Critique de Trois souvenirs de ma jeunesse d’Arnaud Desplechin : vingt ans après.
Trois souvenirs de ma jeunesse voit revenir Paul et Esther, les principaux personnages de Comment je me suis disputé, film de Desplechin (1996). Trentenaires à l’époque, ils vivaient une histoire d’amour compliquée, faite d’élans et d’incertitudes. Presque vingt ans plus tard, magie du cinéma et intéressant rebours du temps, Desplechin les retrouve en pleine adolescence, d’où Trois souvenirs de ma jeunesse, pour nous raconter un épisode nouveau, mais plus ancien…, de la relation entre Paul et Esther.
Deux souvenirs introductifs
Trois souvenirs de ma jeunesse déroulent ceux de Paul Dédalus, au nom prédestiné pour qui se fraie un chemin dans les méandres de la mémoire, narrateur de ce film labyrinthique qui va décliner trois souvenirs d’une inégale longueur dans le film. Les deux premiers, beaucoup plus courts évoquent tour à tour l’enfance de Paul aux prises avec une mère aux nerfs fragiles et une épisode d’espionnage à Bakou auquel Paul se mêle par amitié.
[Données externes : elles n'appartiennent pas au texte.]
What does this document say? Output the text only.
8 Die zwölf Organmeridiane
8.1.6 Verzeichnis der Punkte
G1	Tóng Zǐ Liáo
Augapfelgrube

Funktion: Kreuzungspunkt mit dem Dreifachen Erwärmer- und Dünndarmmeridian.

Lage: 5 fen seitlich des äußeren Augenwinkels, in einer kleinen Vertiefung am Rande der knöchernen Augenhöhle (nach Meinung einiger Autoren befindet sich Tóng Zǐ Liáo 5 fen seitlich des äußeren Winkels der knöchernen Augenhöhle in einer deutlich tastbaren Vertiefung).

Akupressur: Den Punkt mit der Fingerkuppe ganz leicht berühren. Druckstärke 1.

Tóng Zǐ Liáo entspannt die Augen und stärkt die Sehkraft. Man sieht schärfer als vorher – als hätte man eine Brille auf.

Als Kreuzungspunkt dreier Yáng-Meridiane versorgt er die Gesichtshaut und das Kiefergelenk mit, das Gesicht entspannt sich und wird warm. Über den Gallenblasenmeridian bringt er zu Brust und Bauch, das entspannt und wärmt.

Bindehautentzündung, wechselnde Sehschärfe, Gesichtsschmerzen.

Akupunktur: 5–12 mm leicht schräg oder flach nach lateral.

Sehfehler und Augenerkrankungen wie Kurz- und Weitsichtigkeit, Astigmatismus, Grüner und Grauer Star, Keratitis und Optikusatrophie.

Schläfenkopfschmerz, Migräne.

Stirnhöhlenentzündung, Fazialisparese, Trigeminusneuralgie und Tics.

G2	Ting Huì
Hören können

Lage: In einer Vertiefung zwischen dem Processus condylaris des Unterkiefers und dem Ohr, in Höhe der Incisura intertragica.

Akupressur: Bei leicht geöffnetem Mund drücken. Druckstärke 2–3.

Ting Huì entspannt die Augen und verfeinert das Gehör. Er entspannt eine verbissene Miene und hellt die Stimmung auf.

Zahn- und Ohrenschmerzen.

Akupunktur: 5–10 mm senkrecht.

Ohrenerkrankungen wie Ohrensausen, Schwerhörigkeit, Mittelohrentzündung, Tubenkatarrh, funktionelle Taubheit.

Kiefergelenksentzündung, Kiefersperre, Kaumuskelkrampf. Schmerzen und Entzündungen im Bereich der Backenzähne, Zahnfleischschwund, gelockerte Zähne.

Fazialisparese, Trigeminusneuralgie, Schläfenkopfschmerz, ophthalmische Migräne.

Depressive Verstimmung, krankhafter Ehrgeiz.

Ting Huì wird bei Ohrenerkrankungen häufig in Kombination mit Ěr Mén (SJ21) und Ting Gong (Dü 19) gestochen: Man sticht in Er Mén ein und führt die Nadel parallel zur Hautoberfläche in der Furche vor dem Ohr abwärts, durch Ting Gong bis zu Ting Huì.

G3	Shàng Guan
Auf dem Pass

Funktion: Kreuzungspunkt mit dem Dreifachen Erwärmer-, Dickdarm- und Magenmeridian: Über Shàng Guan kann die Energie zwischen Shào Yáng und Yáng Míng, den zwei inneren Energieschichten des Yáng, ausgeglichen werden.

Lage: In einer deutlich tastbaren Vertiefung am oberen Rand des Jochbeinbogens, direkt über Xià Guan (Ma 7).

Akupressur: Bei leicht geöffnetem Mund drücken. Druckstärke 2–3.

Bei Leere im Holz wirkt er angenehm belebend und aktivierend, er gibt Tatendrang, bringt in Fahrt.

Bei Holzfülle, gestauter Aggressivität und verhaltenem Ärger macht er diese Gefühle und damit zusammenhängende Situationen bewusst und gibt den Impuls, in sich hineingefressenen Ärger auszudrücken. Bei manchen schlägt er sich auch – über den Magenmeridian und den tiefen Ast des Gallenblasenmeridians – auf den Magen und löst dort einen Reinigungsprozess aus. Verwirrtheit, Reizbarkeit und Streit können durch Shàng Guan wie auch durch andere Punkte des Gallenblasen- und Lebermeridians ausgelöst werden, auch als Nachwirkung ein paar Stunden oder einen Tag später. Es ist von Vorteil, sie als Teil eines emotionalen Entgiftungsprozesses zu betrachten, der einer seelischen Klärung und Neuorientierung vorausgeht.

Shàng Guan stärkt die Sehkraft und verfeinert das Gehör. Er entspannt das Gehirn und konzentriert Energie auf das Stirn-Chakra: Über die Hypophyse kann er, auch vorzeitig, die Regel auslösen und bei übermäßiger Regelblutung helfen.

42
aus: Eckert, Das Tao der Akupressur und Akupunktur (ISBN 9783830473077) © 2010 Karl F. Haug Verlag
Ce dernier, enclenchant d’ailleurs tout le processus remémoratif du film, voit Paul apporter illégalement une somme d’argent et des passeports pour des refuzniks juifs qui espèrent le retour en Israël. Paul cède d’ailleurs à cette occasion son passeport à un jeune juif de Bakou. Narration inégale puisque le troisième souvenir, celui de l’amour entre Paul et Esther occupe près de 90% de la durée du film. Les deux premiers souvenirs offerts comme une mise en bouche présentant quelques traits de l’histoire familiale et de la personnalité de Paul et encadrant l’arrestation contemporaine, celle-là de Paul, de retour du Tadjikistan, par la DGSE, en raison d’une anomalie intrigante : il semblerait en effet qu’un second Paul Dédalus, né le même jour et dans la même ville que lui, ait vécu en Australie. Voilà l’histoire lancée et surtout la machine à souvenirs que Paul va mettre en route et qui va le conduire immanquablement, en repensant à ses dix huit-vingt ans, à Esther. Ah Esther!
Une éblouissante histoire d’amour
Dès la première scène de Trois souvenirs de ma jeunesse dans laquelle Esther apparaît, Desplechin touche juste. On voit Paul, étudiant en anthropologie à Paris, revenu à Roubaix attendre son frère et sa sœur à la sortie du lycée. Il observe, tout en discutant avec eux, une fille blonde, assise de l’autre côté de la rue, autour de laquelle gravitent de nombreux garçons. Il attend que tout le monde soit parti pour l’aborder, seul à seule, et tenter, avec une maladresse qu’il assume, de la draguer. Elle, dans l’assurance de l’effet produit sur les semblables de Paul, lui, avouant son admiration pour les mots que peuvent employer les dragueurs pour la séduire. La caméra pendue à leurs regards, où tout devient possible, elle troublée par le discours surprenant du garçon, lui troublant de naïveté, d’une candeur réfléchie et d’un cran irrésistible, restitue à merveille ces instants magiques où tout est en suspens. Puis Paul avance ses pions, affirme ses intentions, moins maladroitement qu’il n’y paraissait, Esther, moins insensible qu’il n’y semblait. Fêtes, discussions, regards qui se croisent, qui s’attardent, enclenchent un processus qui les dépasse et les emporte avec la force de ces amours adolescentes toujours teintées d’un idéal que l’avenir entier leur promet. La scène où Paul raccompagne Esther chez elle, le matin, après une fête, dans des paysages grisâtres, lui, lui racontant son enfance et sa relation presque impossible avec sa mère, elle, lui disant s’en foutre de sa famille, est remarquable de retenue, de fragilité, de tact. La signature d’un excellent réalisateur. A partir de ce moment-là, Paul Dédalus, adulte, disparaît, comme englouti par son propre souvenir, pour ne revenir que dans la scène finale.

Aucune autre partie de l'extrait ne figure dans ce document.